Associate Professors at Binghamton University were awarded grant funding to study whether 5G can be used similarly to radar. BingUNews reported that Yu Chen and Xiaohua Li — both faculty members at the Thomas J. Watson College of Engineering and Applied Science’s Department of Electrical and Computer Engineering — have received two grants totaling nearly $600,000.
One grant from the U.S. Air Force Office of Scientific Research’s Dynamic Data and Information Processing program totaling $297,082 will fund the project. Another grant worth $295,282 from the Department of Defense’s Defense University Research Instrumentation Program will enable equipment purchases.
According to BingUNews, the team hopes to build “full-spectrum surveillance.” The research will combine 5G-based sensing technologies with optical cameras for Environmental Resilience Surveillance Edge Service networks. Network security will utilize Environmental Fingerprint-based Consensus Blockchain, authenticating data sources, bookmarking data transactions, and encrypting the data to deter hackers.
Chen spoke about the advanced features of 5G while exploring “security, safety, and robustness. The Air Force has to make sure the system deployed in a battlefield must be secure,” he said. “Enemies always try to compromise your system, steal your information and insert false information to mislead you.”

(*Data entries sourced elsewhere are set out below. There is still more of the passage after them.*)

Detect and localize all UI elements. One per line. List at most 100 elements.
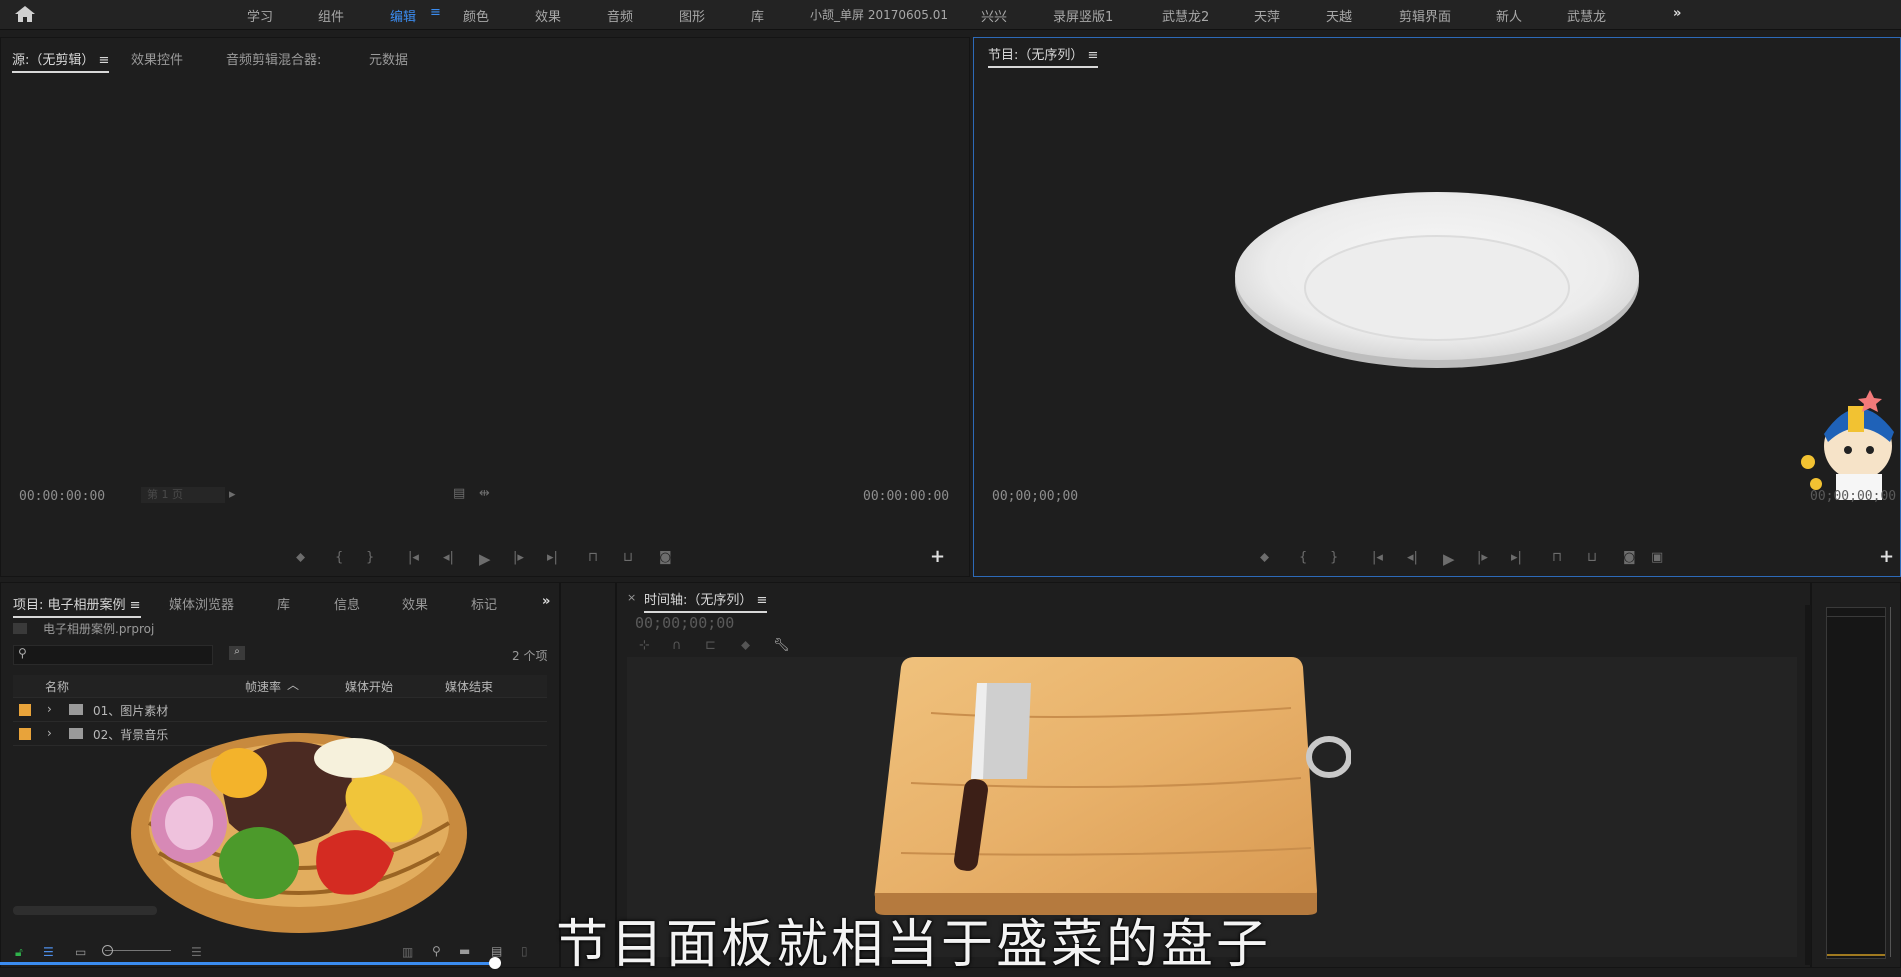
workspace-overflow-button[interactable]: »	[1673, 6, 1681, 21]
label-color-swatch[interactable]	[19, 704, 31, 716]
go-to-in-icon[interactable]: |◂	[408, 550, 419, 565]
wrench-icon[interactable]: 🔧︎	[773, 638, 790, 653]
step-back-icon[interactable]: ◂|	[1407, 550, 1418, 565]
automate-icon[interactable]: ▥	[402, 945, 413, 959]
expand-chevron-icon[interactable]: ›	[47, 726, 52, 740]
new-item-icon[interactable]: ▤	[491, 944, 502, 958]
search-input[interactable]: ⚲	[13, 645, 213, 665]
panel-menu-icon[interactable]: ≡	[757, 593, 768, 608]
marker-icon[interactable]: ⬥	[741, 638, 750, 653]
go-to-in-icon[interactable]: |◂	[1372, 550, 1383, 565]
camera-icon[interactable]: ◙	[1623, 550, 1636, 565]
marker-icon[interactable]: ⬥	[296, 550, 305, 565]
tab-libraries[interactable]: 库	[277, 594, 290, 613]
zoom-slider[interactable]	[105, 950, 171, 951]
zoom-slider-handle[interactable]	[102, 945, 113, 956]
step-forward-icon[interactable]: |▸	[513, 550, 524, 565]
workspace-tab[interactable]: 剪辑界面	[1399, 6, 1451, 25]
tab-info[interactable]: 信息	[334, 594, 360, 613]
go-to-out-icon[interactable]: ▸|	[547, 550, 558, 565]
progress-handle[interactable]	[489, 957, 501, 969]
column-media-end[interactable]: 媒体结束	[445, 678, 493, 695]
go-to-out-icon[interactable]: ▸|	[1511, 550, 1522, 565]
tab-timeline[interactable]: 时间轴:（无序列） ≡	[644, 589, 768, 613]
workspace-tab[interactable]: 图形	[679, 6, 705, 25]
workspace-tab[interactable]: 效果	[535, 6, 561, 25]
workspace-menu-icon[interactable]: ≡	[430, 5, 441, 20]
tab-effect-controls[interactable]: 效果控件	[131, 49, 183, 68]
panel-menu-icon[interactable]: ≡	[130, 598, 141, 613]
label-color-swatch[interactable]	[19, 728, 31, 740]
meter-peak	[1827, 608, 1885, 617]
panel-menu-icon[interactable]: ≡	[1088, 48, 1099, 63]
expand-chevron-icon[interactable]: ›	[47, 702, 52, 716]
overwrite-icon[interactable]: ⊔	[623, 550, 633, 565]
workspace-tab[interactable]: 库	[751, 6, 764, 25]
tab-project[interactable]: 项目: 电子相册案例 ≡	[13, 594, 141, 618]
add-button[interactable]: +	[1879, 546, 1894, 567]
compare-icon[interactable]: ▣	[1651, 550, 1663, 565]
tab-audio-mixer[interactable]: 音频剪辑混合器:	[226, 49, 321, 68]
workspace-tab[interactable]: 小颉_单屏 20170605.01	[810, 6, 948, 23]
new-search-bin-icon[interactable]: ⌕	[229, 646, 245, 660]
program-playhead-timecode[interactable]: 00;00;00;00	[992, 489, 1078, 504]
horizontal-scrollbar[interactable]	[13, 906, 157, 915]
extract-icon[interactable]: ⊔	[1587, 550, 1597, 565]
workspace-tab[interactable]: 录屏竖版1	[1053, 6, 1113, 25]
workspace-tab[interactable]: 武慧龙	[1567, 6, 1606, 25]
workspace-tab[interactable]: 天越	[1326, 6, 1352, 25]
tab-media-browser[interactable]: 媒体浏览器	[169, 594, 234, 613]
camera-icon[interactable]: ◙	[659, 550, 672, 565]
tab-metadata[interactable]: 元数据	[369, 49, 408, 68]
tab-source[interactable]: 源:（无剪辑） ≡	[12, 49, 110, 73]
new-bin-icon[interactable]: ▬	[459, 944, 470, 958]
workspace-tab[interactable]: 学习	[247, 6, 273, 25]
mark-in-icon[interactable]: {	[335, 550, 343, 565]
play-icon[interactable]: ▶	[479, 550, 491, 568]
workspace-tab[interactable]: 音频	[607, 6, 633, 25]
linked-selection-icon[interactable]: ∩	[672, 638, 682, 653]
lift-icon[interactable]: ⊓	[1552, 550, 1562, 565]
workspace-tab[interactable]: 新人	[1496, 6, 1522, 25]
add-marker-icon[interactable]: ⊏	[705, 638, 716, 653]
mark-out-icon[interactable]: }	[1330, 550, 1338, 565]
workspace-tab[interactable]: 兴兴	[981, 6, 1007, 25]
mark-out-icon[interactable]: }	[366, 550, 374, 565]
source-playhead-timecode[interactable]: 00:00:00:00	[19, 489, 105, 504]
clear-icon[interactable]: ▯	[521, 944, 528, 958]
tab-program[interactable]: 节目:（无序列） ≡	[988, 44, 1099, 68]
marker-icon[interactable]: ⬥	[1260, 550, 1269, 565]
page-select[interactable]: 第 1 页	[141, 487, 225, 503]
panel-overflow-button[interactable]: »	[542, 594, 550, 609]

Chen and Li plan for the technology to work in all weather conditions, both in the day or night. The team will integrate optical cameras and other devices in addition to 5G sensing to accomplish this objective while also assessing the system’s limitations.
Both Associate Professors have performed research over the last decade that will influence the 5G surveillance initiative. “Our system is first of its kind, which I believe can increase the visibility of Binghamton University,” Chen added. “We are pushing the frontier of smart applications for the Air Force and the Department of Defense to protect the interests of our nation.”